The transition of black-and-white to color does seem a happy choice. Today
color in film is so dominant it seems almost unthinkable that a modern work,
even of the darkest subject, could be filmed in anything but color. Color
and color tone affect the viewer's psychological disposition and help
determine the emotions a film, and a violent film to boot, will evoke.
Also,
Gordon’s choice of fast-motion is deliberate, to mitigate the shock of blood
swirling down the drain in the shower scene, and to invest the film's gothic
subject-matter with an aura of comic gloom. Such speeded action alters the
tone of the grim tale into what seems a carefree holiday adventure in the
tradition of the Keystone Cops on acid. As now-familiar images flash by they
have become signs referring to the earlier work as well as a twisted
view of our new millennium.
Finally the success of One Minute Psycho must
be attributed to Gordon himself and to his mirrored artistic vision. Times
change, and so do people's outlooks. Today's audiences are gorged with
violent spectacle. The shower scene, though still shocking and frightening,
can no longer traumatize them to the degree that it did in the original.

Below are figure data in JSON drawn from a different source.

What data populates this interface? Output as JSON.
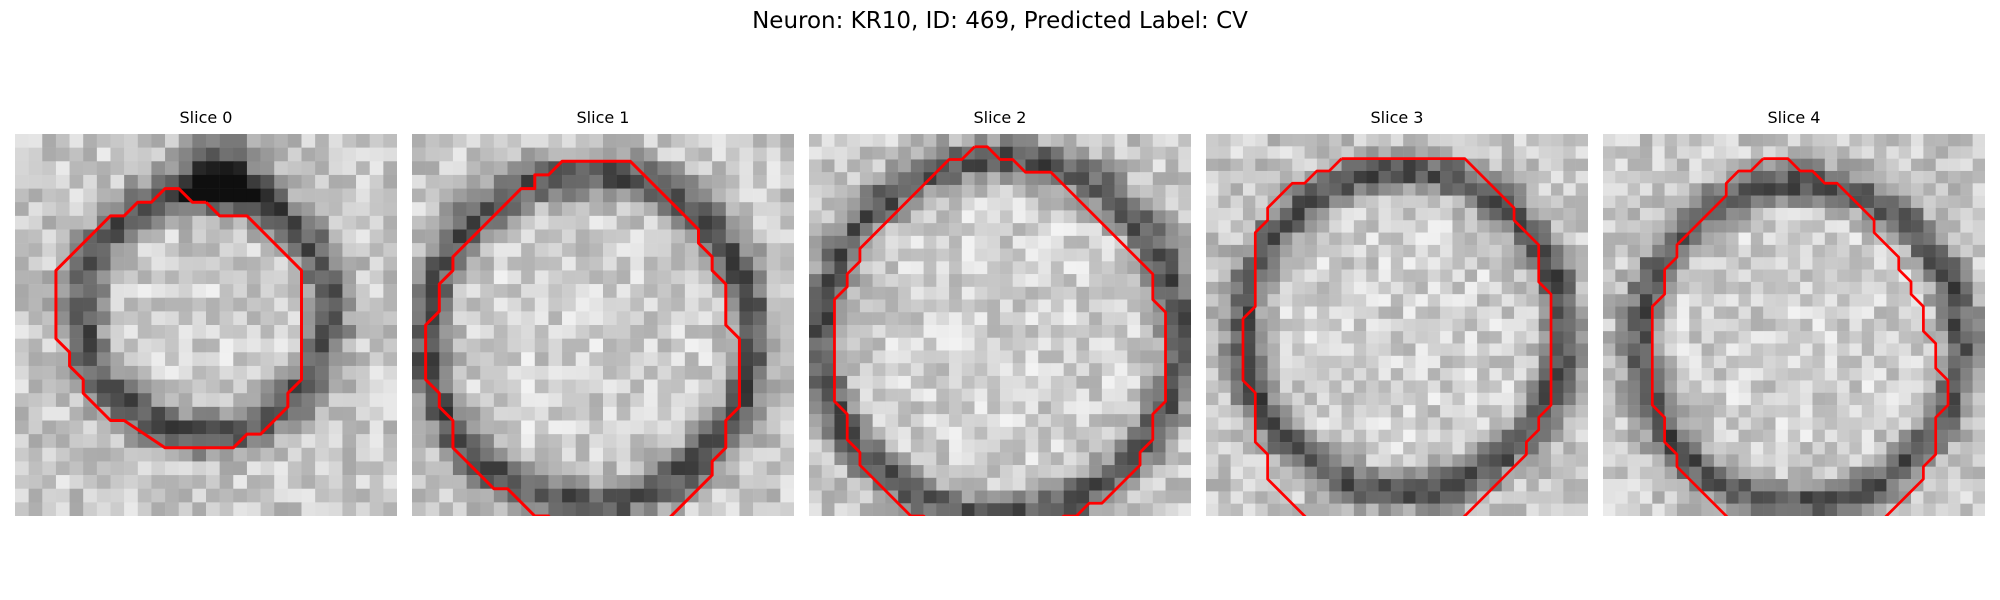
{
  "figure": {
    "title": "Neuron: KR10, ID: 469, Predicted Label: CV"
  },
  "panels": [
    {
      "title": "Slice 0",
      "contour": [
        [
          14,
          5
        ],
        [
          15,
          6
        ],
        [
          17,
          6
        ],
        [
          21,
          10
        ],
        [
          21,
          18
        ],
        [
          20,
          19
        ],
        [
          20,
          20
        ],
        [
          18,
          22
        ],
        [
          17,
          22
        ],
        [
          16,
          23
        ],
        [
          11,
          23
        ],
        [
          8,
          21
        ],
        [
          7,
          21
        ],
        [
          5,
          19
        ],
        [
          5,
          18
        ],
        [
          4,
          17
        ],
        [
          4,
          16
        ],
        [
          3,
          15
        ],
        [
          3,
          10
        ],
        [
          7,
          6
        ],
        [
          8,
          6
        ],
        [
          9,
          5
        ],
        [
          10,
          5
        ],
        [
          11,
          4
        ],
        [
          12,
          4
        ],
        [
          13,
          5
        ],
        [
          14,
          5
        ]
      ]
    },
    {
      "title": "Slice 1",
      "contour": [
        [
          14,
          2
        ],
        [
          16,
          2
        ],
        [
          20,
          6
        ],
        [
          21,
          7
        ],
        [
          21,
          8
        ],
        [
          22,
          9
        ],
        [
          22,
          10
        ],
        [
          23,
          11
        ],
        [
          23,
          14
        ],
        [
          24,
          15
        ],
        [
          24,
          20
        ],
        [
          23,
          21
        ],
        [
          23,
          23
        ],
        [
          22,
          24
        ],
        [
          22,
          25
        ],
        [
          21,
          26
        ],
        [
          20,
          27
        ],
        [
          19,
          28
        ],
        [
          18,
          29
        ],
        [
          16,
          29
        ],
        [
          15,
          30
        ],
        [
          14,
          30
        ],
        [
          13,
          29
        ],
        [
          11,
          29
        ],
        [
          10,
          28
        ],
        [
          9,
          28
        ],
        [
          7,
          26
        ],
        [
          6,
          26
        ],
        [
          5,
          25
        ],
        [
          3,
          23
        ],
        [
          3,
          21
        ],
        [
          2,
          20
        ],
        [
          2,
          19
        ],
        [
          1,
          18
        ],
        [
          1,
          14
        ],
        [
          2,
          13
        ],
        [
          2,
          11
        ],
        [
          3,
          10
        ],
        [
          3,
          9
        ],
        [
          8,
          4
        ],
        [
          9,
          4
        ],
        [
          9,
          3
        ],
        [
          10,
          3
        ],
        [
          11,
          2
        ],
        [
          14,
          2
        ]
      ]
    },
    {
      "title": "Slice 2",
      "contour": [
        [
          13,
          1
        ],
        [
          14,
          1
        ],
        [
          15,
          2
        ],
        [
          16,
          2
        ],
        [
          17,
          3
        ],
        [
          19,
          3
        ],
        [
          20,
          4
        ],
        [
          22,
          6
        ],
        [
          23,
          7
        ],
        [
          24,
          8
        ],
        [
          25,
          9
        ],
        [
          26,
          10
        ],
        [
          27,
          11
        ],
        [
          27,
          13
        ],
        [
          28,
          14
        ],
        [
          28,
          21
        ],
        [
          27,
          22
        ],
        [
          27,
          24
        ],
        [
          26,
          25
        ],
        [
          26,
          26
        ],
        [
          24,
          28
        ],
        [
          23,
          29
        ],
        [
          22,
          29
        ],
        [
          21,
          30
        ],
        [
          20,
          30
        ],
        [
          19,
          31
        ],
        [
          18,
          31
        ],
        [
          17,
          32
        ],
        [
          12,
          32
        ],
        [
          11,
          31
        ],
        [
          10,
          31
        ],
        [
          9,
          30
        ],
        [
          8,
          30
        ],
        [
          6,
          28
        ],
        [
          5,
          27
        ],
        [
          4,
          26
        ],
        [
          4,
          25
        ],
        [
          3,
          24
        ],
        [
          3,
          22
        ],
        [
          2,
          21
        ],
        [
          2,
          13
        ],
        [
          3,
          12
        ],
        [
          3,
          11
        ],
        [
          4,
          10
        ],
        [
          4,
          9
        ],
        [
          5,
          8
        ],
        [
          6,
          7
        ],
        [
          7,
          6
        ],
        [
          8,
          5
        ],
        [
          9,
          4
        ],
        [
          10,
          3
        ],
        [
          11,
          2
        ],
        [
          12,
          2
        ],
        [
          13,
          1
        ]
      ]
    },
    {
      "title": "Slice 3",
      "contour": [
        [
          11,
          2
        ],
        [
          21,
          2
        ],
        [
          25,
          6
        ],
        [
          25,
          7
        ],
        [
          26,
          8
        ],
        [
          27,
          9
        ],
        [
          27,
          12
        ],
        [
          28,
          13
        ],
        [
          28,
          22
        ],
        [
          27,
          23
        ],
        [
          27,
          24
        ],
        [
          26,
          25
        ],
        [
          26,
          26
        ],
        [
          25,
          27
        ],
        [
          24,
          28
        ],
        [
          23,
          29
        ],
        [
          22,
          30
        ],
        [
          21,
          31
        ],
        [
          20,
          32
        ],
        [
          19,
          33
        ],
        [
          18,
          33
        ],
        [
          17,
          34
        ]
      ]
    },
    {
      "title": "Slice 3",
      "contour": [
        [
          11,
          34
        ],
        [
          10,
          33
        ],
        [
          9,
          32
        ],
        [
          8,
          31
        ],
        [
          7,
          30
        ],
        [
          6,
          29
        ],
        [
          5,
          28
        ],
        [
          5,
          26
        ],
        [
          4,
          25
        ],
        [
          4,
          21
        ],
        [
          3,
          20
        ],
        [
          3,
          15
        ],
        [
          4,
          14
        ],
        [
          4,
          8
        ],
        [
          5,
          7
        ],
        [
          5,
          6
        ],
        [
          6,
          5
        ],
        [
          7,
          4
        ],
        [
          8,
          4
        ],
        [
          9,
          3
        ],
        [
          10,
          3
        ],
        [
          11,
          2
        ]
      ]
    },
    {
      "title": "Slice 4",
      "contour": [
        [
          13,
          2
        ],
        [
          15,
          2
        ],
        [
          16,
          3
        ],
        [
          17,
          3
        ],
        [
          18,
          4
        ],
        [
          19,
          4
        ],
        [
          20,
          5
        ],
        [
          21,
          6
        ],
        [
          22,
          7
        ],
        [
          22,
          8
        ],
        [
          23,
          9
        ],
        [
          24,
          10
        ],
        [
          24,
          11
        ],
        [
          25,
          12
        ],
        [
          25,
          13
        ],
        [
          26,
          14
        ],
        [
          26,
          16
        ],
        [
          27,
          17
        ],
        [
          27,
          19
        ],
        [
          28,
          20
        ],
        [
          28,
          22
        ],
        [
          27,
          23
        ],
        [
          27,
          26
        ],
        [
          26,
          27
        ],
        [
          26,
          28
        ],
        [
          25,
          29
        ],
        [
          24,
          30
        ],
        [
          23,
          31
        ],
        [
          22,
          32
        ],
        [
          21,
          32
        ],
        [
          20,
          33
        ],
        [
          19,
          33
        ],
        [
          18,
          34
        ],
        [
          15,
          34
        ],
        [
          14,
          33
        ],
        [
          12,
          33
        ],
        [
          11,
          32
        ],
        [
          10,
          31
        ],
        [
          9,
          30
        ],
        [
          8,
          29
        ],
        [
          7,
          28
        ],
        [
          6,
          27
        ],
        [
          6,
          26
        ],
        [
          5,
          25
        ],
        [
          5,
          23
        ],
        [
          4,
          22
        ],
        [
          4,
          14
        ],
        [
          5,
          13
        ],
        [
          5,
          11
        ],
        [
          6,
          10
        ],
        [
          6,
          9
        ],
        [
          7,
          8
        ],
        [
          8,
          7
        ],
        [
          9,
          6
        ],
        [
          10,
          5
        ],
        [
          10,
          4
        ],
        [
          11,
          3
        ],
        [
          12,
          3
        ],
        [
          13,
          2
        ]
      ]
    }
  ]
}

One Minute Psycho is able to penetrate audience's inner fears,
irrational desires, and mad urges at the attention speed of a Play Station
gamer. This updated version references
the latest trend of shock art and horror film so prevalent now in our
culture. Gordon, above all, wants to
communicate with this audience; their pity and fear matter to him. With a
condensed expression of these mental states, the tragic drama remains here
on a level of emotional liquidation and dark indifference. A truly grand
success and approachable companion piece to his overlong Warholian original.